Ben points out the increased pressure but also the risk aversion seen in the nonprofit sector, emphasizing the importance of framing innovation discussions in terms of risk management. By highlighting the potential risks of inaction and the benefits of innovation, Williams illustrated how to garner support for innovative projects even in challenging economic times.

Both Lisette and Ben emphasize the importance of clear, concise communication tailored to the needs and interests of different stakeholders. Misalignment between innovation objectives and what leadership values can pose a significant challenge.
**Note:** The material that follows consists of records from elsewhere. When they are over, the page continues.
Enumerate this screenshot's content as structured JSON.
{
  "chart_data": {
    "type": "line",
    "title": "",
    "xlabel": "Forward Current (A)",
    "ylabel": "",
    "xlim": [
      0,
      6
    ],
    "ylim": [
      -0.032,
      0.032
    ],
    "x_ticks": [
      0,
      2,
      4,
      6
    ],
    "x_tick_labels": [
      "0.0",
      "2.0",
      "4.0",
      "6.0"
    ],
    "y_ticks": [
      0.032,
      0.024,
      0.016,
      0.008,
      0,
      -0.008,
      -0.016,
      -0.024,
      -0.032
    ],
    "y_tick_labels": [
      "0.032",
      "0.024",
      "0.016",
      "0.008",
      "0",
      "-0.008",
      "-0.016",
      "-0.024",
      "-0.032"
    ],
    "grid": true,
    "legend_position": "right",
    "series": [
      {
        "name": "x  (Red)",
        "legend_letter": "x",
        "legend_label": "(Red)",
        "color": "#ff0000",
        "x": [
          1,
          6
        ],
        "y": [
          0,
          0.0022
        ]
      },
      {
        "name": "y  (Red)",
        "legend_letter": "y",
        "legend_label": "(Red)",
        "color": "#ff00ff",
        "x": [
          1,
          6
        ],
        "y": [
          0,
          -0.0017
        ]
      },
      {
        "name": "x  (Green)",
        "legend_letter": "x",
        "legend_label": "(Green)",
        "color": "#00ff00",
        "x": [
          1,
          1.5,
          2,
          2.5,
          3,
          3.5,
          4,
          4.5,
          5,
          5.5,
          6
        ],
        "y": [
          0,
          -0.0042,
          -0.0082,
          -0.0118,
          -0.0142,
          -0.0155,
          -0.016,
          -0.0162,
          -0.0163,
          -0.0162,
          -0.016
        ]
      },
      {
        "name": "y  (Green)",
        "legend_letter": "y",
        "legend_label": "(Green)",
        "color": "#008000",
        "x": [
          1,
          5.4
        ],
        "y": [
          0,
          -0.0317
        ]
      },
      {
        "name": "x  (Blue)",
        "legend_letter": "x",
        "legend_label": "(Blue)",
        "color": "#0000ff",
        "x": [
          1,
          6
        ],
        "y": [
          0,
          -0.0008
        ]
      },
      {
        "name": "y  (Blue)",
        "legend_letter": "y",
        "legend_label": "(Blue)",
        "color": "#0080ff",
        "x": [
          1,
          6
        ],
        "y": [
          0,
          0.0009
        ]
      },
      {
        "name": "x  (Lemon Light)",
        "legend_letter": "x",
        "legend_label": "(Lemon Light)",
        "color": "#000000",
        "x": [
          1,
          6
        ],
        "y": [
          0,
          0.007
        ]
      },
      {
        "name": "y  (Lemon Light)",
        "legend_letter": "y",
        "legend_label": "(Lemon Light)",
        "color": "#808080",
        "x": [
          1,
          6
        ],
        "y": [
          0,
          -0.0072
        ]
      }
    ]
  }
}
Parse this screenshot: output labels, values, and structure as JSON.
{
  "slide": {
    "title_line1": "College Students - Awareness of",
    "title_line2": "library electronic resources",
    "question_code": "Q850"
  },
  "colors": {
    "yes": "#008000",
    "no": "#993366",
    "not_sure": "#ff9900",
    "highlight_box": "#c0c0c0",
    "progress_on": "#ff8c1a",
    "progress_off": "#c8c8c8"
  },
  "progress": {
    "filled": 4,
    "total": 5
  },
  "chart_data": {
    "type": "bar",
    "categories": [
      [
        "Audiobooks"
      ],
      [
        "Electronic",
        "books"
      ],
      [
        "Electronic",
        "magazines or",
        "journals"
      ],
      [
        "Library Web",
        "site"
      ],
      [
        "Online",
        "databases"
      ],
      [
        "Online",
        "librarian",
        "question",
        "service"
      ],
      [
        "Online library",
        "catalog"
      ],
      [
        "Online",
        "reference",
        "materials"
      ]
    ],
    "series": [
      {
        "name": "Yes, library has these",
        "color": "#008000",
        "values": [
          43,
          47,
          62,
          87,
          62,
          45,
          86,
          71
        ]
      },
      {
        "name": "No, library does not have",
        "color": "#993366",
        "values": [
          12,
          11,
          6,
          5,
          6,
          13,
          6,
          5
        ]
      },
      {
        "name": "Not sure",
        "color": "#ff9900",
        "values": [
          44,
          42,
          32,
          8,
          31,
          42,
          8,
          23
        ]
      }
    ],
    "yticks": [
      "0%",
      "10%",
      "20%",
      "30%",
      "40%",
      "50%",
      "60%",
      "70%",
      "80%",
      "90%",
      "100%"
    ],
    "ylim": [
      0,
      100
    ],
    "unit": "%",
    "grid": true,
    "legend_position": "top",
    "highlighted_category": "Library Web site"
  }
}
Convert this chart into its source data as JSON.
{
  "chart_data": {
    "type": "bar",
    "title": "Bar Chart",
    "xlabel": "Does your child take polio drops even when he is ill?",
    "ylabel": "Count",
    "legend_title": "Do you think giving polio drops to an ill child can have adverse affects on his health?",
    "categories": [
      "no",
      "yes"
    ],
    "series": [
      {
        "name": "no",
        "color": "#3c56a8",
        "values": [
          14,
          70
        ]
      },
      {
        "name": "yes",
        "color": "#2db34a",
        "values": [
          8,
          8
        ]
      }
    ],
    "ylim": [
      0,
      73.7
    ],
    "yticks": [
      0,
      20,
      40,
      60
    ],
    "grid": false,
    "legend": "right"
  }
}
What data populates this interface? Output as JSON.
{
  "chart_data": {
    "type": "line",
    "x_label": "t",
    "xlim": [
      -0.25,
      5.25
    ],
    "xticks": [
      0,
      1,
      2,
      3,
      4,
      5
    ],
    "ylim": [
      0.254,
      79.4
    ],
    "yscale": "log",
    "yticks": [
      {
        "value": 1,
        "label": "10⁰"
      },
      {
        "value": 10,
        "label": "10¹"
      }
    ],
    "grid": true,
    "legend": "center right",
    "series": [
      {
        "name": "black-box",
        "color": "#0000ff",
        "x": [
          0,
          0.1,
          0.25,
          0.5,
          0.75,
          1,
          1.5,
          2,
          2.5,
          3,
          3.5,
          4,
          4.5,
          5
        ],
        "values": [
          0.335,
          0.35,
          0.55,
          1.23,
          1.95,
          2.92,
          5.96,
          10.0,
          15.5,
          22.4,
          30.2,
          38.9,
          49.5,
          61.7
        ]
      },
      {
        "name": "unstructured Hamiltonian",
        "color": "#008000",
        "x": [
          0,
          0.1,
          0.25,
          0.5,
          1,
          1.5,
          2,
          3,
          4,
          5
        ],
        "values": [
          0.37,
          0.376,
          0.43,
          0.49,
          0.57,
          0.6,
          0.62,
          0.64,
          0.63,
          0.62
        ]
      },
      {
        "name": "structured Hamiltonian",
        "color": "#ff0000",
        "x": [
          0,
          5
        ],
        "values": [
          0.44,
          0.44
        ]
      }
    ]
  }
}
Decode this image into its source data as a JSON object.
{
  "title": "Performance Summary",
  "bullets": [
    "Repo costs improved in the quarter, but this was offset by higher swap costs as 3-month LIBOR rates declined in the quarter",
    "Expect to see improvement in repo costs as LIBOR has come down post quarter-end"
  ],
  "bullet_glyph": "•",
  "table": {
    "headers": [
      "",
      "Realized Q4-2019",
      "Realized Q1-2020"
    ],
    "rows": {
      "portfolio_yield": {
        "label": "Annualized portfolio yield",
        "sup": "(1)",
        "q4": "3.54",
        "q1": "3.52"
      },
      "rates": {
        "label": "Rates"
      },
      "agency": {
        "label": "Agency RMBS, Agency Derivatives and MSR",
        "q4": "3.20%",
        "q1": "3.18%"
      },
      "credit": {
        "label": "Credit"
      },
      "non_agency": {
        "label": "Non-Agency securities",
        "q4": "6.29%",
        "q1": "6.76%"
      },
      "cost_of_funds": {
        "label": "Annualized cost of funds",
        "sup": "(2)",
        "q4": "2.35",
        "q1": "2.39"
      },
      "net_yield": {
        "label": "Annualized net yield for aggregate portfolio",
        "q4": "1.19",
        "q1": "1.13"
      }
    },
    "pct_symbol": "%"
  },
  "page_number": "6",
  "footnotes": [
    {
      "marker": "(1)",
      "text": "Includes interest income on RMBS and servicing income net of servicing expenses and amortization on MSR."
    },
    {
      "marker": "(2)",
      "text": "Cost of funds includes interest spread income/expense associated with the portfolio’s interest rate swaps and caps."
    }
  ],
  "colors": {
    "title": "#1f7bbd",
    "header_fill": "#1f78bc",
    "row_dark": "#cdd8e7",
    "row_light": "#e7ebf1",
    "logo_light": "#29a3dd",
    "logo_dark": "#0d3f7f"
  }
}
Always start by developing mutual understanding and agreements upfront with stakeholders, ensuring that everyone is on the same page regarding key definitions and expectations.

Whether it's speaking the financial language of a CFO or addressing the interests of a venture capital arm, tailoring the story to the audience's priorities can significantly impact the reception and support of innovation projects.

Additionally, showcasing the entire portfolio, including projects at different stages of development, helps stakeholders appreciate the breadth and depth of the innovation department's efforts, demonstrating the tangible benefits of innovation, even when some projects do not progress as expected.

In conclusion, proving the value of innovation involves not just the mathematical discipline of financial modeling but also the strategic narrative that contextualizes innovation efforts within an organization's broader mission.

Combining quantitative rigor with qualitative insight enables innovation leaders to craft compelling stories around their projects, ensuring that the value of innovation is recognized, appreciated, and supported across all levels of the organization.